The most prominent determinant of the above targeting properties is the size of the antibody-based molecule relative to the renal threshold for first pass clearance. Another important feature of antibody-based molecules is valence, as significantly greater tumor retention has been associated with multivalent binding to target antigen (Milenic et al. (1991) J. Cancer Res. 51: 6363-6371; Adams et al. (1993) Cancer Res. 53: 4026-4034; Adams et al. (1996) Proc. Amer. Assoc. Cancer Res. 37: 472; Wolf et al. (1993) Cancer Res. 53: 2560-2565).
Herceptin, a new form of immunotherapy targeting breast cancer, was recently developed to target cancer cells that overexpress Her2/neu. This treatment has been shown in clinical trials to provide effective treatment for patients with HER2/neu positive metastatic breast cancer. However, this drug treatment is costly and is associated with significant morbidity and mortality.
Several other types of therapy have been shown to be more or less effective in breast cancer patients whose tumors express elevated levels of Her2/neu. These include, anthracycline therapy which is thought to be more effective in patients with amplified Her2/neu expression, and hormonal therapy which is less effective in patients whose level of Her2/neu expression is high.

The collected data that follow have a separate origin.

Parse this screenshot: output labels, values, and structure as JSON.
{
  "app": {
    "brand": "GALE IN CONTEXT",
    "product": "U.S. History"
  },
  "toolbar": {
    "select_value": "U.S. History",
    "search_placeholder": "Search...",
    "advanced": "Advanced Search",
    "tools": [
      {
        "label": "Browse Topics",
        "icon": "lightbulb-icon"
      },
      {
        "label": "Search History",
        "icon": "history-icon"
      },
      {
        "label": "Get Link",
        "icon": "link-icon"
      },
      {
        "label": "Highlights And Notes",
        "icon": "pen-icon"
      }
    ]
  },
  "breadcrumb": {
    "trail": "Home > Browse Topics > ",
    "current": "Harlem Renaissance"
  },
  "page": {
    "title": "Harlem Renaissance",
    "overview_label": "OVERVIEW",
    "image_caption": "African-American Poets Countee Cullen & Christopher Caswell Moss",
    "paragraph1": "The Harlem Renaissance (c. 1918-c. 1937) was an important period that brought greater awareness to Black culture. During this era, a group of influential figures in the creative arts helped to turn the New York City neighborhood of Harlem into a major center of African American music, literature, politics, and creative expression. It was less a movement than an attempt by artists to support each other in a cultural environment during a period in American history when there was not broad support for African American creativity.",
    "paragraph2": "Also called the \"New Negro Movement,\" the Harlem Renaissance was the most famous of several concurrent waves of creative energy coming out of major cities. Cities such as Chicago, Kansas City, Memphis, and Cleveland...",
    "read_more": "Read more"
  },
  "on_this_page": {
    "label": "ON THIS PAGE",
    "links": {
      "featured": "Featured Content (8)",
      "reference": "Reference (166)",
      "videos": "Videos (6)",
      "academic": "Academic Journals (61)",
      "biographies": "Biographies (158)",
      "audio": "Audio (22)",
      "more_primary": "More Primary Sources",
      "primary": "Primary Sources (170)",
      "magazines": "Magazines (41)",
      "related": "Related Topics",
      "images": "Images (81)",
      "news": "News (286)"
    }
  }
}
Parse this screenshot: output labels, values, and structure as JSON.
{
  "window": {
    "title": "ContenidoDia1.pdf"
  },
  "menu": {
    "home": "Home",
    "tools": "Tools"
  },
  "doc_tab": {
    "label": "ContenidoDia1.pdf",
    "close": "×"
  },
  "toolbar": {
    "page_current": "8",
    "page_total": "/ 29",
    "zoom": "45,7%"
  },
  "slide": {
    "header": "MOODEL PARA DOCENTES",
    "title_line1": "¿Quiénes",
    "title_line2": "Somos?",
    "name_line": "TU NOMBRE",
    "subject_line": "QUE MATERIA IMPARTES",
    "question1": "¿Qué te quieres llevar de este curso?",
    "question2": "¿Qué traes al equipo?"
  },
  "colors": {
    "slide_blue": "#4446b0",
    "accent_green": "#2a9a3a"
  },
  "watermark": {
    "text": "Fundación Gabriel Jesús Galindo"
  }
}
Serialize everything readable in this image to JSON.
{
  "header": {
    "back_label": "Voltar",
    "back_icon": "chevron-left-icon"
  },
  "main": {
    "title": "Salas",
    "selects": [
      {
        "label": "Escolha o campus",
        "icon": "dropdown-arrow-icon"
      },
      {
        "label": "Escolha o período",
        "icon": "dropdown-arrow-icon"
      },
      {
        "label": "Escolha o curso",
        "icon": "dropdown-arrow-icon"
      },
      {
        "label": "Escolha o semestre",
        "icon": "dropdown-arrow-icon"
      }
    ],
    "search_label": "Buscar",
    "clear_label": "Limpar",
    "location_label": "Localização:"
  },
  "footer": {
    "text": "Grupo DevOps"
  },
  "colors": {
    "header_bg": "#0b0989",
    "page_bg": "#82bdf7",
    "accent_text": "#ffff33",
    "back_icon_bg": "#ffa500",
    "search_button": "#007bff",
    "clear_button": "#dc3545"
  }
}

Attention has also focused upon the generation of bivalent single chain Fv-based antibody molecules with molecular weights in the range of the renal threshold for first pass clearance. These include 50 kDa diabodies (Holliger et al. (1993) Proc. Natl. Acad. Sci. USA, 90: 6444-6448), 55 kDa (scFv)2 (Adams et al. (1993) Cancer Res. 53: 4026-4034), 60-65 kDa amphipathic helix-based scFv dimers (Pack et al. (1993) Bio/Technology 11: 1271-1277; Pack (1992) Biochemistry 31: 1579-1584), and 80 kDa (scFv-CH3)2 LD minibodies and Flex minibodies (Hu et al. (1996) Cancer Res. 56: 3055-3061). While each of these proteins is capable of binding two antigen molecules, they differ in the orientation, flexibility and the span of their binding sites. It is believed that these new and innovative immunotherapies will help improve outcomes in breast and other cancers that too frequently recur or progress despite aggressive multi-modality therapy.